Posted on: August 2, 2016

As the wife of a person who works in the psychology field I have always understood and honored his belief that no one should armchair diagnose any of their friends or family with disorders, conditions or irregularities.  I am certain that this is why our kids will emerge from our parenting as just the regular kind of effed up as opposed to spectacularly monumentally effed up, as many psychologists’ kids may be.

That said, the alarm bells that go off when I watch Donald Trump on the television simply cannot be ignored.  The man very clearly suffers from Narcissistic Personality Disorder.  It is important to note that personality disorders are not mental illness per se, but they are conditions that render one less able to function in society in a healthy manner.

Much of the difficulty in covering Donald Trump by the media and understanding him as members of the electorate is the fact that he is not a normal candidate for president. He is not the regular garden-variety type of grandiose person who thinks he can get 60 million people to vote for him–a requirement for a person running for the office.  He is a person deeply deeply handicapped by his personality disorder.  A disorder that renders him 100% unfit for the office and incapable of fulfilling its duties in a way that does not place our republic in danger.

If you feel I may be armchair diagnosing him you are correct, but I also invite you to read the following criteria taken directly from the DSM-V.  If you are not scared you are not paying attention.

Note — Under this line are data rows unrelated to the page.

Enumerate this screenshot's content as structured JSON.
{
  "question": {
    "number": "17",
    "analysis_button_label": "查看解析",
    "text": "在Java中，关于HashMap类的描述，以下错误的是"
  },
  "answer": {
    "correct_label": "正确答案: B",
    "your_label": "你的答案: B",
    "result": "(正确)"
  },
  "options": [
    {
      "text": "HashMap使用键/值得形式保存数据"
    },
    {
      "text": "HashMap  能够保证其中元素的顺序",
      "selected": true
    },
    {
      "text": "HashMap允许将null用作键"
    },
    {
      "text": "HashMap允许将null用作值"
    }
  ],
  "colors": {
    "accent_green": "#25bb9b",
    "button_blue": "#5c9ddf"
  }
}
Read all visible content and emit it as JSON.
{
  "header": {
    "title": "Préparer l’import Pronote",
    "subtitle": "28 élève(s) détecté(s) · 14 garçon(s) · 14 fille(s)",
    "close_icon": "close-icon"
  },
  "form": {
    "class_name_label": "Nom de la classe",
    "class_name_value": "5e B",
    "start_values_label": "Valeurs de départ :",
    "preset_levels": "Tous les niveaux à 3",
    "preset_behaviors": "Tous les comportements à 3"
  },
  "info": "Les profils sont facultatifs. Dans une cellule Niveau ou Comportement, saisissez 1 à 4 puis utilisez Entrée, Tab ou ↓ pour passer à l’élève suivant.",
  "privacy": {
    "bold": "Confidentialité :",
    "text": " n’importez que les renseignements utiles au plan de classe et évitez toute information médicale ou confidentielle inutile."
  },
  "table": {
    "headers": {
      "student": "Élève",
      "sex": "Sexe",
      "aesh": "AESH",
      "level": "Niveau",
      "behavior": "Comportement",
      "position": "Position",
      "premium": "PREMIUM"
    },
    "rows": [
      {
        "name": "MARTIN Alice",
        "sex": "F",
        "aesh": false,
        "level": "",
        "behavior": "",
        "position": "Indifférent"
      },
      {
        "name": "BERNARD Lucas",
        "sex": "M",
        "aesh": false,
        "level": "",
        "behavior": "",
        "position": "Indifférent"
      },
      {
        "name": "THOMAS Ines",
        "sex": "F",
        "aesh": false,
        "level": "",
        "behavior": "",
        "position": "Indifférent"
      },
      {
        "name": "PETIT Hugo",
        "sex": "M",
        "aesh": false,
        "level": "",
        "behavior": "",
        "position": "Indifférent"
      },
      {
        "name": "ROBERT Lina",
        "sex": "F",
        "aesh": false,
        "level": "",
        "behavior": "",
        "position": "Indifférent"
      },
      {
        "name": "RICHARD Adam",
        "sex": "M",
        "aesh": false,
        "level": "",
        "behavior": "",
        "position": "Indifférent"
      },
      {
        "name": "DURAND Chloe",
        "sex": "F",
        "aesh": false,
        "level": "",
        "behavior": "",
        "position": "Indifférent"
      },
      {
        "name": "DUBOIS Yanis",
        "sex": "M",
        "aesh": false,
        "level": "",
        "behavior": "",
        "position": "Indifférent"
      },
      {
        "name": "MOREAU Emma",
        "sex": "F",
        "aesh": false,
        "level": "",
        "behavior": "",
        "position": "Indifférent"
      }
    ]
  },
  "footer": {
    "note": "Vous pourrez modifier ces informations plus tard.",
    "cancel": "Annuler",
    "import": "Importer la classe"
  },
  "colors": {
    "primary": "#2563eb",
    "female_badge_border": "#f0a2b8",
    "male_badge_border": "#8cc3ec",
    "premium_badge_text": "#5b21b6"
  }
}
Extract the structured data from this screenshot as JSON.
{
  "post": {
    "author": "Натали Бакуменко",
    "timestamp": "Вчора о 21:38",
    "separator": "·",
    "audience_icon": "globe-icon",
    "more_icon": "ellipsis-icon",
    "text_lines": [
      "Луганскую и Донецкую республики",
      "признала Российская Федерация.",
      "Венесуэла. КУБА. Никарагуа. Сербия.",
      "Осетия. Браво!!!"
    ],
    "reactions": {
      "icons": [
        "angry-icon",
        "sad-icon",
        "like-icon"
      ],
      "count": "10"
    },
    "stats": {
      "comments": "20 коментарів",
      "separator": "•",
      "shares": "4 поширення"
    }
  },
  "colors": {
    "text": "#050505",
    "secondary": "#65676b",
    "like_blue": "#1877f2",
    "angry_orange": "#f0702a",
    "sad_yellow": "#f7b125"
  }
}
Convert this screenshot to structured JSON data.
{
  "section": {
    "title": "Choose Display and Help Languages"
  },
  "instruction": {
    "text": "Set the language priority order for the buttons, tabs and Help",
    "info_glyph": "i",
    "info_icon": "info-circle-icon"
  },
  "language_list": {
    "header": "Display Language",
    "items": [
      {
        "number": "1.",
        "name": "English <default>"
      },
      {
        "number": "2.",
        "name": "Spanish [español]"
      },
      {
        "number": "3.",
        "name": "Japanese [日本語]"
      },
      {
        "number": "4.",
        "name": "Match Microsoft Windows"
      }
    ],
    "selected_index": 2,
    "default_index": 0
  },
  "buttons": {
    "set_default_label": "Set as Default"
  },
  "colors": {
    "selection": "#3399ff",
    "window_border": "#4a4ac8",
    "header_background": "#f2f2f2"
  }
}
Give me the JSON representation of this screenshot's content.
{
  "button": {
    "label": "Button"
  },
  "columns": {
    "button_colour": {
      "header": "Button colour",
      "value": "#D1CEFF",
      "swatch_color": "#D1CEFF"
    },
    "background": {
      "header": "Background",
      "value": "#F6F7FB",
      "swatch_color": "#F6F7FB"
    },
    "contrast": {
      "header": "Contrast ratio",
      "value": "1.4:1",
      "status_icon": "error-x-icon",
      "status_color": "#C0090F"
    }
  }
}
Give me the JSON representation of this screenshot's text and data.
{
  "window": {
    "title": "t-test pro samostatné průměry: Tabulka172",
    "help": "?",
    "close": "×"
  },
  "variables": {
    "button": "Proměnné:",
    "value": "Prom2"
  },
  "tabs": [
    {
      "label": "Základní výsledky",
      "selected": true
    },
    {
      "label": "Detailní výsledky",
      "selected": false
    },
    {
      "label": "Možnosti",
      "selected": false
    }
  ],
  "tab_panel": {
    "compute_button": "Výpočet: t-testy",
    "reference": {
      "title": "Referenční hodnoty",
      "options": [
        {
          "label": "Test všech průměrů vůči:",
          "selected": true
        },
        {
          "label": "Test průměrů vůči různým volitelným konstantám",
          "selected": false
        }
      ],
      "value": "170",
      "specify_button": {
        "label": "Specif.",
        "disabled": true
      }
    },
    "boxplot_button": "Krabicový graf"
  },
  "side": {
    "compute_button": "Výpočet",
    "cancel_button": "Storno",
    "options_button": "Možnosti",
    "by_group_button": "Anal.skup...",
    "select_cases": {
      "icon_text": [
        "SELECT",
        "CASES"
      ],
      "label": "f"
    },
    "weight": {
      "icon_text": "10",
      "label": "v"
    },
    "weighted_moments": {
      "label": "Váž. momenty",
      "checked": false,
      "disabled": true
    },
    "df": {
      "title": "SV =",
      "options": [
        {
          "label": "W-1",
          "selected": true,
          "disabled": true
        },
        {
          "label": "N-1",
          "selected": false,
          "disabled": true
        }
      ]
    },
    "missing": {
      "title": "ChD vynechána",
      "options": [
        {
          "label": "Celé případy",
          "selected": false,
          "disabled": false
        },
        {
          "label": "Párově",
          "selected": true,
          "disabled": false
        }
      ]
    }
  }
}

The essential features of a personality disorder are impairments in personality (self and interpersonal) functioning and the presence of pathological personality traits. To diagnose narcissistic personality disorder, the following criteria must be met: A. Significant impairments in personality functioning manifest by: 1. Impairments in self functioning (a or b): a. Identity: Excessive reference to others for self-definition and self-esteem regulation; exaggerated self-appraisal may be inflated or deflated, or vacillate between extremes; emotional regulation mirrors fluctuations in self-esteem. b. Self-direction: Goal-setting is based on gaining approval from others; personal standards are unreasonably high in order to see oneself as exceptional, or too low based on a sense of entitlement; often unaware of own motivations. AND

2. Impairments in interpersonal functioning (a or b): a. Empathy: Impaired ability to recognize or identify with the feelings and needs of others; excessively attuned to reactions of others, but only if perceived as relevant to self; over- or underestimate of own effect on others. b. Intimacy: Relationships largely superficial and exist to serve self-esteem regulation; mutuality constrained by little genuine interest in others‟ experiences and predominance of a need for personal gain

Pathological personality traits in the following domain: 1. Antagonism, characterized by: a. Grandiosity: Feelings of entitlement, either overt or covert; B. self-centeredness; firmly holding to the belief that one is better than others; condescending toward others. b. Attention seeking: Excessive attempts to attract and be the focus of the attention of others; admiration seeking. C. The impairments in personality functioning and the individual‟s personality trait expression are relatively stable across time and consistent across situations. D. The impairments in personality functioning and the individual‟s personality trait expression are not better understood as normative for the individual‟s developmental stage or socio-cultural environment. E. The impairments in personality functioning and the individual‟s personality trait expression are not solely due to the direct physiological effects of a substance (e.g., a drug of abuse, medication) or a general medical condition (e.g., severe head trauma).

You would not want a person with narcissistic personality disorder to work with you, to take care of your children, or to spend any time in your home with your family.  Their instability and grandiosity would make them dangerous. No one with narcissistic personality disorder should ever be allowed anywhere near the Oval Office of the United States of America, and one candidate appears to spectacularly meet all the criteria.